There would be no surgery for this very upbeat woman but chemotherapy started immediately from which she recovered faster than most so that the doctors decided that her sixth and last treatment was not needed. Jacqui feels the relaxed atmosphere in which the English carry out the therapy in the chemo suite complete with reclining chairs, coffee tables, cold caps for the head which prevent ulcers and other things one gets with chemo, could have contributed to her feeling of well-being throughout the treatments: "The place looks just like a beauty salon."

Jacqui has been very lucky and has not had the reaction that so many patients have had, such as, loss of the use of your hands because the treatment affects your veins. The only "blips" as she called it was her chemo had to be put off twice as the mandatory bloodcount showed "my count was not right." Other than that she could eat and drink everything and while other patients were puking and crying right next to her, she was unaffected by the treatments.

Jacqui recently returned to England for partial removal of her lymph nodes which may have been infected by the cancer. It will be another two weeks before pathology tests and ultrasound will say if the doctors successfully removed it all. Also planned for Jacqui are three weeks of radiotherapy treatment which should commence within the next six weeks.

When we spoke prior to her departure I did ask this very spiritual woman "what if it comes back?" To which she replied "if it comes back it comes back. My body is on loan from the Lord, he can give it and take it anytime." Jim, being a Director of ICI Penta Paints, the Telfers have lived in many far away places including Malayasia, Nigeria, Dubai and it is in these three non-Christian countries that Jacqui's faith was strengthened.

Jacqui has a bit of advice for women with the disease, some of whom end up with swollen arms for the rest of their lives: "Never lift anything heavier than six pounds in your whole life, try not to get scratches or cuts, do not pull even a weed, wear protective gloves in the garden, and do not get bitten by insects."

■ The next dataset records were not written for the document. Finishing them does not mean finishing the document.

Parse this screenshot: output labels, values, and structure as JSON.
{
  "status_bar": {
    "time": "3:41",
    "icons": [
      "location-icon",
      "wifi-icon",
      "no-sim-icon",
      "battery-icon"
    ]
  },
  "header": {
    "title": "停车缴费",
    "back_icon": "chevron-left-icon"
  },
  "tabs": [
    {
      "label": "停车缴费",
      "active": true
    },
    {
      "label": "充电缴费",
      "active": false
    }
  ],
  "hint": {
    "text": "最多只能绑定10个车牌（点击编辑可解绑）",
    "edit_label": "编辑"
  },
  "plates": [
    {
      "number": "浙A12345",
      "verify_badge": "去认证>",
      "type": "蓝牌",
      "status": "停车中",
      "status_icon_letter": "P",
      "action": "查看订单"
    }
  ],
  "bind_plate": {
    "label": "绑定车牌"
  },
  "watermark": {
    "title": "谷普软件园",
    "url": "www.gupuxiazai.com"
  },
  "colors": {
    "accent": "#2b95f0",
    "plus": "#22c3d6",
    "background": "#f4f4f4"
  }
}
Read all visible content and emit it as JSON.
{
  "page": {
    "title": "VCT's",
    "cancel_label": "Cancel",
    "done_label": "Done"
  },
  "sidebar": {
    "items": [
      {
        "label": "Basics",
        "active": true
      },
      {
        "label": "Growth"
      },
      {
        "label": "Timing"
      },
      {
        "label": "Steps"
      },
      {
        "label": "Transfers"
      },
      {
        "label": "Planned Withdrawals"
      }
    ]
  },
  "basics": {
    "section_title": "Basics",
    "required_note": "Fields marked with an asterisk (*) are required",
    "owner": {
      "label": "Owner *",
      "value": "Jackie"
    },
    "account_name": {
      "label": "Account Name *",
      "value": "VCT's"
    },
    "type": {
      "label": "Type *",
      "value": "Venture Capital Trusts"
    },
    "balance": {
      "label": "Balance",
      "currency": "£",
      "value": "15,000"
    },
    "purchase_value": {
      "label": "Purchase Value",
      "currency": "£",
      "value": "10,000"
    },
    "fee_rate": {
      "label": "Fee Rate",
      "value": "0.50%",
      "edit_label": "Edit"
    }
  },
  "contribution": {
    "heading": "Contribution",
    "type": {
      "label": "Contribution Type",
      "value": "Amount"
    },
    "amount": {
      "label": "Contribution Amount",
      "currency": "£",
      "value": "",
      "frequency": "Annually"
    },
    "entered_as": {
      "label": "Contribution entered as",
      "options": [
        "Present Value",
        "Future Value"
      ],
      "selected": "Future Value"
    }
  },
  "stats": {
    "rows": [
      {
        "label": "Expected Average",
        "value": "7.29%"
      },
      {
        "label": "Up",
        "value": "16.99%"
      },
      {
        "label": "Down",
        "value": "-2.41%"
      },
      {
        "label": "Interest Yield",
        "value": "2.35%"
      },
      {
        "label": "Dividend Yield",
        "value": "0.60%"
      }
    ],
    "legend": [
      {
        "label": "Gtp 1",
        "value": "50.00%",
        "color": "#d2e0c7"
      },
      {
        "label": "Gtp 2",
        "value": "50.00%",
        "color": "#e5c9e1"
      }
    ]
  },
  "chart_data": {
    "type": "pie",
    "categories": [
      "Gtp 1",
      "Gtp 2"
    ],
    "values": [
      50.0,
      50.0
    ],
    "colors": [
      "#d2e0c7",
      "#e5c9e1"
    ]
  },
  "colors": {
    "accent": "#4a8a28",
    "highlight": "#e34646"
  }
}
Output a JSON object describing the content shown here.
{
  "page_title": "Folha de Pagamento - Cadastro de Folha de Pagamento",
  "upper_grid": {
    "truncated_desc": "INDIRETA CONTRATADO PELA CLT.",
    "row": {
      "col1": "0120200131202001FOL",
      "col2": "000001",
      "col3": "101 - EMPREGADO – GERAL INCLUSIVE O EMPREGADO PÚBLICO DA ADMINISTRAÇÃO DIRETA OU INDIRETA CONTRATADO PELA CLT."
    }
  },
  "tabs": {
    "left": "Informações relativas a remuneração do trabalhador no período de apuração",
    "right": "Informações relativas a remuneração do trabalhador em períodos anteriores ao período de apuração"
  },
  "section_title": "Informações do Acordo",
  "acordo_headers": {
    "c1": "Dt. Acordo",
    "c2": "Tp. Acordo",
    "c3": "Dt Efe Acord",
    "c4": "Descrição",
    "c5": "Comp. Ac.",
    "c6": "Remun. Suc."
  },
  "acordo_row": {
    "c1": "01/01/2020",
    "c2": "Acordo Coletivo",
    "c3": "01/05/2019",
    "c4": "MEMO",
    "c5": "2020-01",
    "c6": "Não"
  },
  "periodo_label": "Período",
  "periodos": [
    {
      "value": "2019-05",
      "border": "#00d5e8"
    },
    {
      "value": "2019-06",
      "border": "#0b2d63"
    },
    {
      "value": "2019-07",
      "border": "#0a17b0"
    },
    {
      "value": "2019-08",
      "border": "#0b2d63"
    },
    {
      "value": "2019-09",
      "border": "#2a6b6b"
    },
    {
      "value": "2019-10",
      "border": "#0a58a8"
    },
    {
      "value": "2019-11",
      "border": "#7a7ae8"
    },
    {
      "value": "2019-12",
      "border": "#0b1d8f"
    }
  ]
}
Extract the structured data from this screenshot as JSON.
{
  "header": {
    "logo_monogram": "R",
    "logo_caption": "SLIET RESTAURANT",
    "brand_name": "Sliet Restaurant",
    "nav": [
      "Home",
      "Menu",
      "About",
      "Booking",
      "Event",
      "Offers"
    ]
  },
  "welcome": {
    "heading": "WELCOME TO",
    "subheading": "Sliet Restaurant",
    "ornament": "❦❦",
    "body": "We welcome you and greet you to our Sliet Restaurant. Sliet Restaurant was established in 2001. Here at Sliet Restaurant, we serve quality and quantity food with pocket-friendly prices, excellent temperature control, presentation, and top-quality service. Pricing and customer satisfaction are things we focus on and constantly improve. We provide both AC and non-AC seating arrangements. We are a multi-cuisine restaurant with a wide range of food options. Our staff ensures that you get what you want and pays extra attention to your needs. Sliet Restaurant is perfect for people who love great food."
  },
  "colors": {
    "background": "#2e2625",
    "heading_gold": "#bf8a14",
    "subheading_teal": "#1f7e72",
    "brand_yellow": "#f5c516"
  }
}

This has not been the first testing of Jacqui's faith and strength. In 1987 she could not go up the stairs and did not think she was going to be walking by the turn of the century. Her arthritis was so bad that "my legs seized up while swimming and I nearly drowned, later the prognosis was sooner or later you are going to have to replace your knees." She has had other major surgery and also suffers from a hiatus hernia. But with her strong faith in the power of prayer she talks to her body and is firm in the belief that "the doctors would not be led to do the wrong thing for me."

When she comes home, in addition to continuing to teach Tai Chi, Jacqui's next project is to try to get a group of breast cancer patients to man a drop-in centre "as there is just no place where people can drop in and find people who can help in other ways." Also, after the care by the Mc Millan nurses in beautiful surroundings, she is convinced that when people are sick you need to have comfortable chairs with pretty paint and not hospital oriented furniture. We can only hope and pray that such changes will soon happen at the St James Radiotherapy Centre.